そこで、ラミニンのインテグリン結合活性を保持した最小単位として組換えE8フラグメントが作成され、ゼノフリー条件での大量発現・精製が可能となっている。さらに、主たるラミニンアイソフォーム[ラミニン-111(α1β1γ1)、ラミニン-211(α2β1γ1)、ラミニン-332(α3β3γ2)、ラミニン-411(α4β1γ1)、ラミニン-511(α5β1γ1)]の組換えE8フラグメントが調製され、ES細胞やiPS細胞といった多能性幹細胞の未分化維持培養法において、ラミニン-511またはラミニン-332のE8フラグメントが効果的であることが見出されている(特許文献1参照)。

Field of industrial application (In Japanese)

本発明は、ラミニンがコーティングされている筋衛星細胞培養用材料、これを用いた筋衛星細胞の培養方法および筋衛星細胞培養用キット等に関する。

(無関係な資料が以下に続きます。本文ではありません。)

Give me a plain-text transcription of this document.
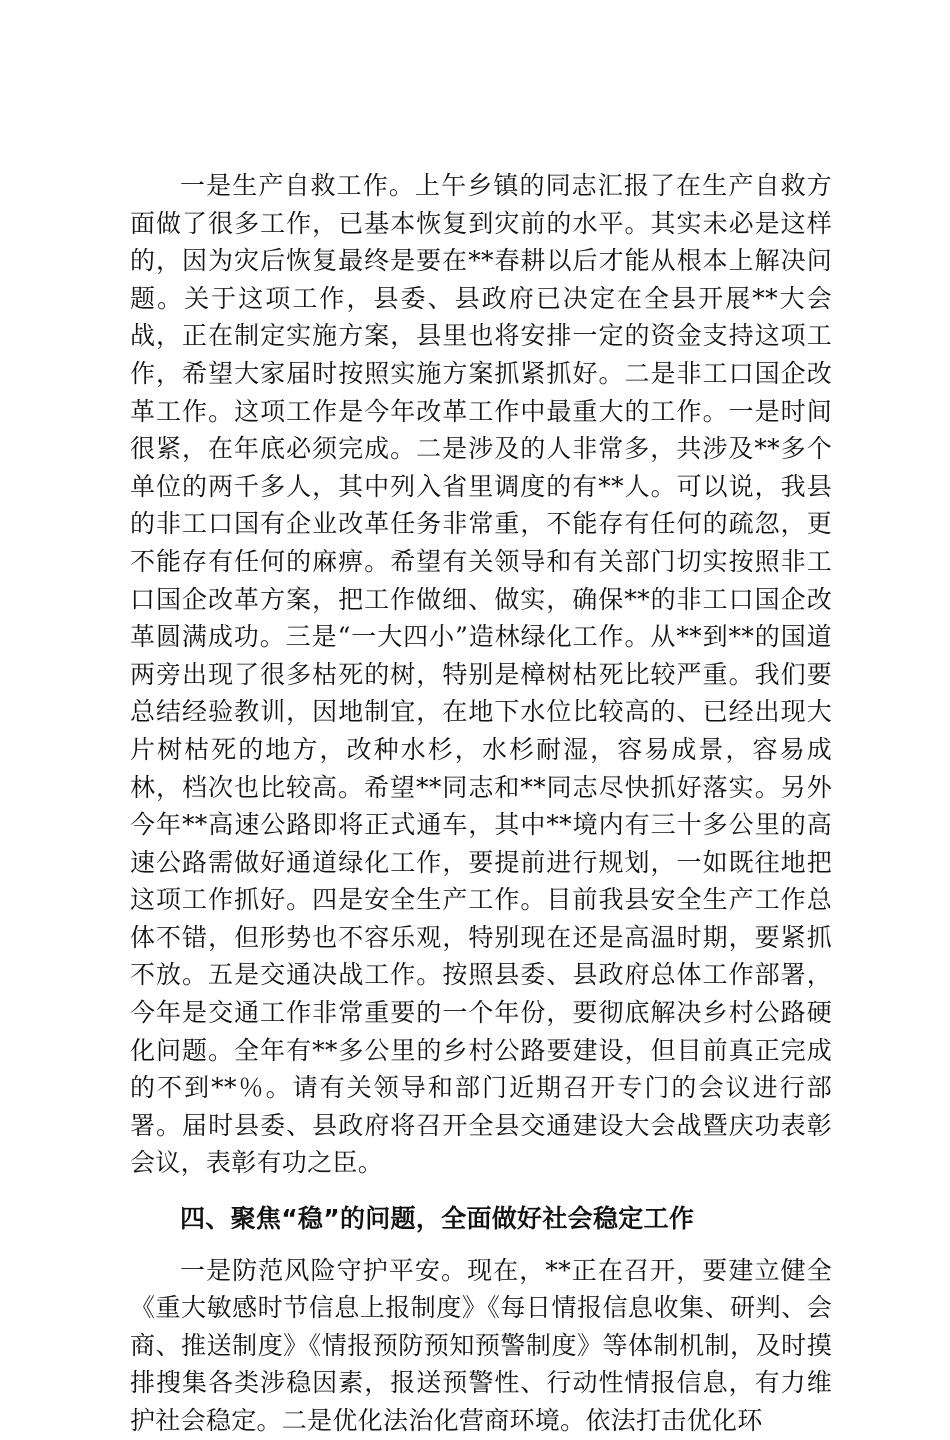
一是生产自救工作。上午乡镇的同志汇报了在生产自救方面做了很多工作，已基本恢复到灾前的水平。其实未必是这样的，因为灾后恢复最终是要在**春耕以后才能从根本上解决问题。关于这项工作，县委、县政府已决定在全县开展**大会战，正在制定实施方案，县里也将安排一定的资金支持这项工作，希望大家届时按照实施方案抓紧抓好。二是非工口国企改革工作。这项工作是今年改革工作中最重大的工作。一是时间很紧，在年底必须完成。二是涉及的人非常多，共涉及**多个单位的两千多人，其中列入省里调度的有**人。可以说，我县的非工口国有企业改革任务非常重，不能存有任何的疏忽，更不能存有任何的麻痹。希望有关领导和有关部门切实按照非工口国企改革方案，把工作做细、做实，确保**的非工口国企改革圆满成功。三是“一大四小”造林绿化工作。从**到**的国道两旁出现了很多枯死的树，特别是樟树枯死比较严重。我们要总结经验教训，因地制宜，在地下水位比较高的、已经出现大片树枯死的地方，改种水杉，水杉耐湿，容易成景，容易成林，档次也比较高。希望**同志和**同志尽快抓好落实。另外今年**高速公路即将正式通车，其中**境内有三十多公里的高速公路需做好通道绿化工作，要提前进行规划，一如既往地把这项工作抓好。四是安全生产工作。目前我县安全生产工作总体不错，但形势也不容乐观，特别现在还是高温时期，要紧抓不放。五是交通决战工作。按照县委、县政府总体工作部署，今年是交通工作非常重要的一个年份，要彻底解决乡村公路硬化问题。全年有**多公里的乡村公路要建设，但目前真正完成的不到**％。请有关领导和部门近期召开专门的会议进行部署。届时县委、县政府将召开全县交通建设大会战暨庆功表彰会议，表彰有功之臣。

四、聚焦“稳”的问题，全面做好社会稳定工作

一是防范风险守护平安。现在，**正在召开，要建立健全《重大敏感时节信息上报制度》《每日情报信息收集、研判、会商、推送制度》《情报预防预知预警制度》等体制机制，及时摸排搜集各类涉稳因素，报送预警性、行动性情报信息，有力维护社会稳定。二是优化法治化营商环境。依法打击优化环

Scope of claims (In Japanese)
【請求項1】
 
第1のラミニンを含む筋衛星細胞培養用材料。

【請求項2】
 
筋衛星細胞培養用培養基材または筋衛星細胞培養用培地である、請求項1記載の筋衛星細胞培養用材料。

【請求項3】
 
第1のラミニンがコーティングされている筋衛星細胞培養用培養基材である、請求項1または2記載の筋衛星細胞培養用材料。

【請求項4】
 
前記第1のラミニンが、ヒトラミニンのE8フラグメントを含むことを特徴とする請求項1~3のいずれか一項に記載の筋衛星細胞培養用材料。

【請求項5】
 
前記第1のラミニンが、ヒトラミニンα2β1γ1、ヒトラミニンα3β3γ2、ヒトラミニンα4β1γ1およびヒトラミニンα5β1γ1から成る群より選択される少なくとも一種のヒトラミニンを含むことを特徴とする請求項1~4のいずれか一項に記載の筋衛星細胞培養用材料。

【請求項6】
 
前記第1のラミニンが、ヒトラミニンα2β1γ1のE8フラグメントを含むことを特徴とする請求項1~5のいずれか一項に記載の筋衛星細胞培養用材料。

【請求項7】
 
筋衛星細胞と第1のラミニンとを接触させる接触工程を含む、筋衛星細胞の培養方法。

【請求項8】
 
第1のラミニンが、
a)培地に含まれている;
b)培養基材中に含まれている;または
c)培養基材にコーティングされている
ことを特徴とする、請求項7記載の筋衛星細胞の培養方法。

【請求項9】
 
培養基材が、ディッシュ、プレート、カバースリップ、マイクロキャリア、ゼラチンハイドロゲル、またはコラーゲンスポンジであることを特徴とする、請求項8記載の筋衛星細胞の培養方法。

【請求項10】
 
前記接触工程において、請求項1~6のいずれか一項に記載の培養用材料を用いることを特徴とする、請求項7に記載の筋衛星細胞の培養方法。

【請求項11】
 
さらに、筋衛星細胞と第2のラミニンとを接触させる接触工程を含む、請求項7~10のいずれか一項記載の筋衛星細胞の培養方法。

【請求項12】
 
前記第2のラミニンが、ヒトラミニンα3β3γ2、ヒトラミニンα4β1γ1およびヒトラミニンα5β1γ1から成る群より選択される少なくとも1種のヒトラミニンを含むことを特徴とする、請求項11に記載の培養方法。

【請求項13】
 
前記第2のラミニンが、ヒトラミニンのE8フラグメントを含むことを特徴とする、請求項11または12に記載の培養方法。

【請求項14】
 
前記第2のラミニンが、筋衛星細胞の培養培地中に含まれていることを特徴とする、請求項11~13のいずれか一項記載の培養方法。

【請求項15】
 
前記筋衛星細胞と第2のラミニンとを接触させる接触工程が培養基材上に筋衛星細胞を播種する前に行われることを特徴とする、請求項11~14のいずれか一項記載の培養方法。